Eu tinha saído de férias com a expectativa de passar alguns dias na serra, mas acabei sofrendo um acidente, o carro capotou e quebrei uma perna. Acordei numa clínica que fazia experiências genéticas e tinha uma fábrica de remédios de... baratas! Alguém me socorreu e me levou para uma clínica psiquiátrica, onde havia um laboratório que fazia experimentos genéticos. Muito estranho, bizarro, mesmo!

Resolvi aceitar a oferta de emprego só para ganhar tempo e encontrar um meio de ir embora. Falei que começaria a trabalhar no dia seguinte e voltei ao quarto, alegando indisposição.

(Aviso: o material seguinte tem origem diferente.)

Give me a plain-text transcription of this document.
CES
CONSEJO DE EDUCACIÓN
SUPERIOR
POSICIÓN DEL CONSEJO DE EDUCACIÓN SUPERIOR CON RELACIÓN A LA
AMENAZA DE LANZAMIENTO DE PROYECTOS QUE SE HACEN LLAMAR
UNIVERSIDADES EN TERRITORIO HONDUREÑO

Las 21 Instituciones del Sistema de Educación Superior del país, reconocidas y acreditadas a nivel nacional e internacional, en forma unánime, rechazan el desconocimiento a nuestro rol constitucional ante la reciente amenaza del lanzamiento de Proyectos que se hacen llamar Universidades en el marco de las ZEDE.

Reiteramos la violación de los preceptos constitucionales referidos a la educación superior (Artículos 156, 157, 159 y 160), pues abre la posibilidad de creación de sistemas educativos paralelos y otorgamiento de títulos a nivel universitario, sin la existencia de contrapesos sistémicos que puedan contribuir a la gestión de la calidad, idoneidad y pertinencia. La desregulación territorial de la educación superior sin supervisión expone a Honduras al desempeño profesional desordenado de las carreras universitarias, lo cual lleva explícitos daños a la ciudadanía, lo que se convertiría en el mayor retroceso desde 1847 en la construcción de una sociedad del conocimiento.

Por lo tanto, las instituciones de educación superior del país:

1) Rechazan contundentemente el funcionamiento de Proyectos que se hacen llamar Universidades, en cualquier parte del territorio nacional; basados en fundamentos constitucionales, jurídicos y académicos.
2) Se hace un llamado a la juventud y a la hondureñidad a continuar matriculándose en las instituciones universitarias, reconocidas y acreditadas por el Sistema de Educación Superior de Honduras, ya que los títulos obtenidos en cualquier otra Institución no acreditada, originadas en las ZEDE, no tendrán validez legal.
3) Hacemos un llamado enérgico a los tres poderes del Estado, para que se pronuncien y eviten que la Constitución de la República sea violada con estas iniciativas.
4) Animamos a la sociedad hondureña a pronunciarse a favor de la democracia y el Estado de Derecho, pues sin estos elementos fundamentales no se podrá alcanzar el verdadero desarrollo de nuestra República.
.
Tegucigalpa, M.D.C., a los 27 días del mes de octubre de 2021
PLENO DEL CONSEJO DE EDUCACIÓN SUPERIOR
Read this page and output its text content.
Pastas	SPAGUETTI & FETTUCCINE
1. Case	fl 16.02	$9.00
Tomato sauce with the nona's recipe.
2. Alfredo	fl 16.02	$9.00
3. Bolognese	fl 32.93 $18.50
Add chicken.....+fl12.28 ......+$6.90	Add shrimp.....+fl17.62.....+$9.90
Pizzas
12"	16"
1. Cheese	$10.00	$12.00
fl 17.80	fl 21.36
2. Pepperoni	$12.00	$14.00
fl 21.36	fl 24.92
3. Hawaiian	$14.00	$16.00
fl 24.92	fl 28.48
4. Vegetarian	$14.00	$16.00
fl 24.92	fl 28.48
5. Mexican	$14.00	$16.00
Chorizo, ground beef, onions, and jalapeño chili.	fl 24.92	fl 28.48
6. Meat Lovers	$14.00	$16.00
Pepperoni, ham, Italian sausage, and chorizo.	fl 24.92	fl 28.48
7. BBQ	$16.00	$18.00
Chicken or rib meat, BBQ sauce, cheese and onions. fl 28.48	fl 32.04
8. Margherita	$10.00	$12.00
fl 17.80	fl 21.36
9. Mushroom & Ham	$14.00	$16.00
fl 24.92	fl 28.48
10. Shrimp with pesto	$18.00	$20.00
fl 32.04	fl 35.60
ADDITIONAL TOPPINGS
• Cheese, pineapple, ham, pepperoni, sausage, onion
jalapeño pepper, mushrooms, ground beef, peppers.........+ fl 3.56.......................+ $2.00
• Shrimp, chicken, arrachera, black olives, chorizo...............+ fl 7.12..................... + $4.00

Naquela noite não dormi. Fiquei acordado, controlando as horas. De hora em hora, um vigia passava pelo corredor. Mantive as luzes apagadas, fingindo dormir. Passando alguns minutos da meia-noite, me dirigi para a recepção.

Fiquei escondido até o vigia sair para a ronda. Quando ele saiu, caminhei devagar com as minhas muletas até a porta e como eu desconfiava, ela estava trancada. Encontrei as chaves debaixo do balcão. Mas não consegui chegar na porta, o vigia voltava.

Corri para a primeira sala que encontrei aberta. Por uma fresta vi o vigia se sentar no seu lugar de costume e começar a ler um jornal. Agora, como sair sem que ele me visse? Percebi que estava no patamar de uma escada que levava ao subsolo. Imaginando que haveria uma outra rota de fuga, desci. Percorri um corredor na penumbra, passando por portas trancadas.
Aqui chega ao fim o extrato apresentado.